Wonder - is not precisely Knowing
And not precisely Knowing not -
Emily Dickinson, 1874
Lisson Gallery is delighted to announce an exhibition by artist Spencer Finch. Exploring the process of making something from nothing, Finch presents a series of works, across a broad range of media, inspired specifically by the actuality of his studio. At the core of Finch’s practice is his on-going investigation into the nature of light, colour, memory and perception: he uses scientific method to poetic effect, examining the mechanics and mystery of perception.

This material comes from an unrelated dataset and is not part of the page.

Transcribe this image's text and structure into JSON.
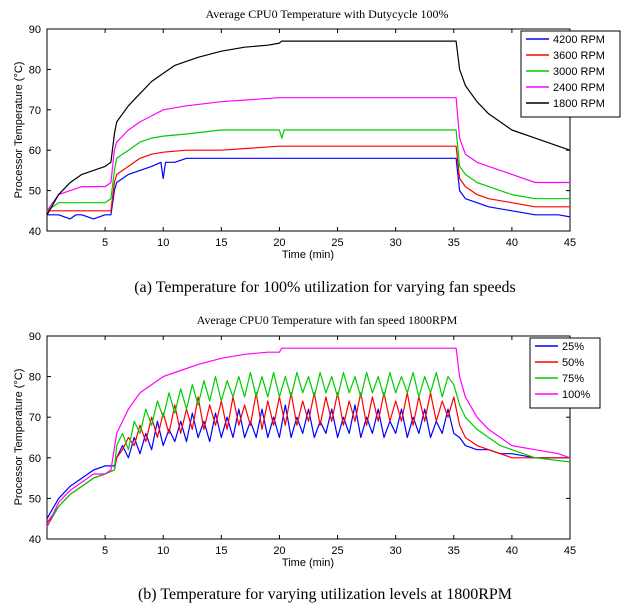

For the large-scale work on paper, Studio Window Infrared (2012), Finch measured the temperature of the studio window by affixing 76 thermometers against the glass. He then translated these temperature ranges into oil pastel by assigning certain temperature ranges to specific colours; an ephemeral sensory experience ultimately concretised in abstract colour.
In Paper Moon (Studio Wall at Night) (2009) a flash light attached to a model train set and a series of filtered bulbs are used to recreate the qualities of the light – street lights and car headlamps - that shines through the windows of Finch’s Brooklyn studio at night. The resulting overlapping shadows transform the gallery walls into Finch’s temporal experience of his crepuscular studio.
Paths Through The Studio (2012) is a series of oil pastel works on paper that map each of Finch’s movements through the studio every morning for 21 days: each path is represented by a different coloured line. Finch found inspiration for the series from an Edo Period Japanese wallpaper design based on the paths through a paddy field. As in much of his work, Finch documents events he has either directly observed or that hold particular historical resonance, distilling these observations into a unique and compelling visual language.
Inherent in Spencer Finch’s work is the tension between the objective investigations of science and the subjectivity of perception and lived experience. His work is endowed with a melancholy that comes from what he describes as “the impossible desire to see oneself seeing”.